In case of jQuery you could use load method.The load event is sent to an element when it and all sub-elements have been completely loaded.
For more info look at
http://api.jquery.com/load-event/
Try this,
$(window).bind("load", function() {
//code here
});

Why declare inside of $(function () { ... })?

The application I am looking at loads an external javascript file which looks like this:
$(function () {
// Don't allow browser caching of forms
$.ajaxSetup({ cache: false });
var dialogs = {};
var getValidationSummaryErrors = function ($form) {
// We verify if we created it beforehand
...
...
}
return errorSummary;
};
I understand that the file setups up some variables and also declares a function called getValidationSummaryErrors.
What I don't understand is why is this all within
$(function () { ... }
What's the purpose of this? Can I not just declare the variable and things inside the flat file without the "$(function () { }" ?
$(function() { ... }); is just short for $(document).ready(function() { ... });, which ensures that the code is not executed until the DOM is ready, otherwise some code that affects the DOM may not work properly.
See http://api.jquery.com/ready/
$() is shortcut for jQuery.ready(), which executes code after page DOM is fully loaded.
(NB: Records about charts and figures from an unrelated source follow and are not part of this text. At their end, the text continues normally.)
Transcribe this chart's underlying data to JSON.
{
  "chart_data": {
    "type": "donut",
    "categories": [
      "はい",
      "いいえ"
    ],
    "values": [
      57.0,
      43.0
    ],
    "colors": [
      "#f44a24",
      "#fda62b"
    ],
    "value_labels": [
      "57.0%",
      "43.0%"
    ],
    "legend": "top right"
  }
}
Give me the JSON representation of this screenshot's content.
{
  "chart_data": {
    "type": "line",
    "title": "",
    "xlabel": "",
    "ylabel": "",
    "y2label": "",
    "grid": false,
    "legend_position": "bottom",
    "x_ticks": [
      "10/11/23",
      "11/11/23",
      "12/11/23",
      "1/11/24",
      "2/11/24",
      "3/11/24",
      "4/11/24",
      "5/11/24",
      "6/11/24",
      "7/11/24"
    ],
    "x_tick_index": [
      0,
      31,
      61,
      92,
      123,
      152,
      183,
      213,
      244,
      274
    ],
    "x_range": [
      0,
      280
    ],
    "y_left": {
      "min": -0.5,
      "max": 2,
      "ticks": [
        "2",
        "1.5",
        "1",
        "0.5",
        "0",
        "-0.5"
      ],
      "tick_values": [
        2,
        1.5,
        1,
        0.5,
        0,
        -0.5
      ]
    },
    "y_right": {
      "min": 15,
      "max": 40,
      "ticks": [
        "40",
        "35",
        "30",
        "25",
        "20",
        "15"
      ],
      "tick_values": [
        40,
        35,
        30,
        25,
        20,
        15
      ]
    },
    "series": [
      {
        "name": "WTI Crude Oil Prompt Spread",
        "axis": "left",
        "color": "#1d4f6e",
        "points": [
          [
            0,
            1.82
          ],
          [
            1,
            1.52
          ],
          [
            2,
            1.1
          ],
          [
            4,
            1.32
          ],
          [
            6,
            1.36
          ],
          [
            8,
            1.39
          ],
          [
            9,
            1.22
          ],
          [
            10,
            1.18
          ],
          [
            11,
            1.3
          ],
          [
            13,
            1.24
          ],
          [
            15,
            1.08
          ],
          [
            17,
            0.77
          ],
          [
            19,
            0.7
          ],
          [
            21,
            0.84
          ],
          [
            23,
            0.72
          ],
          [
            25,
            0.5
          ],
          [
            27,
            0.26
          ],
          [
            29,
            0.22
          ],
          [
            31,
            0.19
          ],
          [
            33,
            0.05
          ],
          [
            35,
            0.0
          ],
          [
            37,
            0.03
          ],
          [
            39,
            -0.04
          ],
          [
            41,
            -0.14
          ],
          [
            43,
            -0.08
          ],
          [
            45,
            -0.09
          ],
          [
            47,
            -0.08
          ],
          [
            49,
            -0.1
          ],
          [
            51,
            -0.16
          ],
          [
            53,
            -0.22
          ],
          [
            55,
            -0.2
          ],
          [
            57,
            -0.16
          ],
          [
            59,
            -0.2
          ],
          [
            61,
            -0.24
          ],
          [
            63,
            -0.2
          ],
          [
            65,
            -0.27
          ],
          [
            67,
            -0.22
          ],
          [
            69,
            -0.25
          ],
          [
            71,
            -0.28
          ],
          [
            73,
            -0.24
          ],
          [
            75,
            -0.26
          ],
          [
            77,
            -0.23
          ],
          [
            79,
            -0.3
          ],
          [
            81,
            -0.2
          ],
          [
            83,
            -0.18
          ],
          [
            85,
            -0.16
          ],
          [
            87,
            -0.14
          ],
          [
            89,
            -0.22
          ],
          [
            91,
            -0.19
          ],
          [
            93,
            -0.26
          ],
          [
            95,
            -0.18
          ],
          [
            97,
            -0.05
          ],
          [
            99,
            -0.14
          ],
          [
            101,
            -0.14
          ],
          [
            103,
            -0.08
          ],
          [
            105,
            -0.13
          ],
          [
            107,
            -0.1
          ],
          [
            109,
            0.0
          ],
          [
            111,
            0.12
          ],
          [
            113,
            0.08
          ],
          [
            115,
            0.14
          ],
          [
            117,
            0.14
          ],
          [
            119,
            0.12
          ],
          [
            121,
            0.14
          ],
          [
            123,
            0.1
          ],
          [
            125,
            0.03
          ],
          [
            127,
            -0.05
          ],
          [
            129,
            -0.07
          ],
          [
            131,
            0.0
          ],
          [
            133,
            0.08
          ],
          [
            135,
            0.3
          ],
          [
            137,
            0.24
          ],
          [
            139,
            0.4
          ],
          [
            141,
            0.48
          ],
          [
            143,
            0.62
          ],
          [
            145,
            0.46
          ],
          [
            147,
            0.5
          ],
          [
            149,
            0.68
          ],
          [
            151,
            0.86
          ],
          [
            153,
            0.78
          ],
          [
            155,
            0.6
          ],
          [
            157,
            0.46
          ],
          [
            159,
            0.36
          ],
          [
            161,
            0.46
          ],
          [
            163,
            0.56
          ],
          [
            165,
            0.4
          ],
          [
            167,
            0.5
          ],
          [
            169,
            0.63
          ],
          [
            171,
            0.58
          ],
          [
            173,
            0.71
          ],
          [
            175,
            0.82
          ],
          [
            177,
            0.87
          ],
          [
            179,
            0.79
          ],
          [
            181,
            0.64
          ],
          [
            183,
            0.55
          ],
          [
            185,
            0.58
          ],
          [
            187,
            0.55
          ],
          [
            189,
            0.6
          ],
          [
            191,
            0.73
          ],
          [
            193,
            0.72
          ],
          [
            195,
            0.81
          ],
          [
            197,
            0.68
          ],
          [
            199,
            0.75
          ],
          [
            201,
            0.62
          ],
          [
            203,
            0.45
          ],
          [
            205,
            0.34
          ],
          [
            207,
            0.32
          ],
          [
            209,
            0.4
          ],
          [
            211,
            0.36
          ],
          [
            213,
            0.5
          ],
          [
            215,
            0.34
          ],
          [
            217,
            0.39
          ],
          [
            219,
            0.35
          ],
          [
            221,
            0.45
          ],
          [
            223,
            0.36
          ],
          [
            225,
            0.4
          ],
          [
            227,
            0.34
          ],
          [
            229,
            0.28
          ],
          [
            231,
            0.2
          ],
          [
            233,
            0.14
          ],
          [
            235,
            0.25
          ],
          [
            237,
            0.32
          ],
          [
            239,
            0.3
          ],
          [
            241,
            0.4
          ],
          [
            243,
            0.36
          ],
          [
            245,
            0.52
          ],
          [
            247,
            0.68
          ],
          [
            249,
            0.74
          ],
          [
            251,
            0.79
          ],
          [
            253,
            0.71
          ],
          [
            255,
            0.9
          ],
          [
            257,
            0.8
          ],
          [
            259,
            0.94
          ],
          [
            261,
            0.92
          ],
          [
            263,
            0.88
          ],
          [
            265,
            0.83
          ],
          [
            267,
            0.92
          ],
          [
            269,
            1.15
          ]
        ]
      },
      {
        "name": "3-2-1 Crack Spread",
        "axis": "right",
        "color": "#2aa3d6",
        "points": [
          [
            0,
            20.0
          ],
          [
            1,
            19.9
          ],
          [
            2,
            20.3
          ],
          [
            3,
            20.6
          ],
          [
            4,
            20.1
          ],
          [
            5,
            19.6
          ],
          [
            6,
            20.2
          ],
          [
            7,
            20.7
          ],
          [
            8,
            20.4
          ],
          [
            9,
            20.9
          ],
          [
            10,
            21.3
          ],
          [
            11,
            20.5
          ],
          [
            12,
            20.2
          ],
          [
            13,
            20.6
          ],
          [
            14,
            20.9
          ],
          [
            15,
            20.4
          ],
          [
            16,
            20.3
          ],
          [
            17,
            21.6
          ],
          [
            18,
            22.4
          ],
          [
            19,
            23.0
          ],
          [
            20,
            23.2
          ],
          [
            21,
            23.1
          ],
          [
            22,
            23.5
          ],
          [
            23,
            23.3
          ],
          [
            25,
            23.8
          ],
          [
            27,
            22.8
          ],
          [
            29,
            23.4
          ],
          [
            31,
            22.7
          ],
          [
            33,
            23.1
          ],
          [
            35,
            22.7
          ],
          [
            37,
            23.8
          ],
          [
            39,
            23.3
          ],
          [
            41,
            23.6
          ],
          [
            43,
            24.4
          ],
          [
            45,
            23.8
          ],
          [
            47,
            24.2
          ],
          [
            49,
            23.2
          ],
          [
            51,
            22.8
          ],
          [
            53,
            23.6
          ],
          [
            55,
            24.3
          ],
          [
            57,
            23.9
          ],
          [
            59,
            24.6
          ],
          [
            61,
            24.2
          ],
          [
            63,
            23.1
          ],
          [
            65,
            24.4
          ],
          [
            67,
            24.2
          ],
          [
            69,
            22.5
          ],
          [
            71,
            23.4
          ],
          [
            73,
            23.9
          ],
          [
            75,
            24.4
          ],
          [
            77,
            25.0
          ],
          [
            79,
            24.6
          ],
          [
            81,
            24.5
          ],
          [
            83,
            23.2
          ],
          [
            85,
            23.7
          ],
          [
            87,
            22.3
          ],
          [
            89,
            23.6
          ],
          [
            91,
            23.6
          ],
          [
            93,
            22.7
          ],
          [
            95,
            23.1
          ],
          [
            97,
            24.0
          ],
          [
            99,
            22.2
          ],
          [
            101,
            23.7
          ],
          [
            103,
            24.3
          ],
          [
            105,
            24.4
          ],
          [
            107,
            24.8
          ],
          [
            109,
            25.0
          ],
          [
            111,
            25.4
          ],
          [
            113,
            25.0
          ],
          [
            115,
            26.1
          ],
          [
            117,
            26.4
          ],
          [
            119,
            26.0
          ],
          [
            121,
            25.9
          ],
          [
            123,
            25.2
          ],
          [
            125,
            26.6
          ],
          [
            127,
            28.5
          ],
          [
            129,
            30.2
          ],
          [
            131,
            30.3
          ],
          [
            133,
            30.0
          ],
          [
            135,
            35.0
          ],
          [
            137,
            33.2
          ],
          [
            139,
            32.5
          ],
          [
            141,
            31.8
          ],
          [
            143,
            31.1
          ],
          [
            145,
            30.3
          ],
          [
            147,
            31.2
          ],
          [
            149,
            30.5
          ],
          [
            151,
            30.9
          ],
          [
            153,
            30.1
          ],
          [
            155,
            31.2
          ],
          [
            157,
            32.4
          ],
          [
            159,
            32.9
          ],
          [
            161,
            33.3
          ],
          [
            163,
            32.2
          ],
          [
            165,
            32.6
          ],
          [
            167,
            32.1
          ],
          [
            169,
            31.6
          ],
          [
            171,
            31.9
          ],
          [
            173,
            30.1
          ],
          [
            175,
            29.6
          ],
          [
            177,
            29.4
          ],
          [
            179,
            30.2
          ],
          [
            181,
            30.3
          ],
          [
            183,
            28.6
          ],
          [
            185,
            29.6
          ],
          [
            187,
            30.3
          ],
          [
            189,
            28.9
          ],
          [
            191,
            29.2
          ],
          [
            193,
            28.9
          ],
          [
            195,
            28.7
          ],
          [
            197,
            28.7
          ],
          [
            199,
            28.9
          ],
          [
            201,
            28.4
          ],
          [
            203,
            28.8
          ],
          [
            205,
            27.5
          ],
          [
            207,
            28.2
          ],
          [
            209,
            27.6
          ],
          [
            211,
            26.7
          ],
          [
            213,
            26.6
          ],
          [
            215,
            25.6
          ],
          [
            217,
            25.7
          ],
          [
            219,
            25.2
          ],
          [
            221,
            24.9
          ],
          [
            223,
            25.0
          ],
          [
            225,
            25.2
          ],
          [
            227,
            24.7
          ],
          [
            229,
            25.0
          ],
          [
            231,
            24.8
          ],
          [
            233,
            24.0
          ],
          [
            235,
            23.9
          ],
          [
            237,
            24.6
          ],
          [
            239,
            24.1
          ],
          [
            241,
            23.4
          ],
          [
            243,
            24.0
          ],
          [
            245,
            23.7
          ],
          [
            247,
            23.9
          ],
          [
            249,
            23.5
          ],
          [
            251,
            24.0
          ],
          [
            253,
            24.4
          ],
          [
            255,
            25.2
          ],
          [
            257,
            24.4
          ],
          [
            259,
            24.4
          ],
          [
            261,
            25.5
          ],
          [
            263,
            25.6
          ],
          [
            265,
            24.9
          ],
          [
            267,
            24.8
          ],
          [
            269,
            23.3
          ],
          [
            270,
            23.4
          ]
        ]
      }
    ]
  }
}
Sometimes you want to make sure that document is ready before you do certain things.
$(function () { ... });
Means that the function will run after the page (DOM part) is loaded, not when the code gets parsed. This you can make sure that the page is loaded faster, and also everything necessary is available for the javascript to run.
This is a concise notation for $(document).ready(function() {...}) ". NOTE : the jQuery document ready fires when the DOM has been loaded. It doesn't wait for entire page (included images and the like) to load.
Practically, any script that you put into the <head> executes immediately i.e. if the Script interacts with the DOM it needs to be ready.
Thirdly it is needed for separations of concerns. Ideally your javaScript and HTML are in separate files. If you follow this you will not have any in-line script tags in your HTML at all.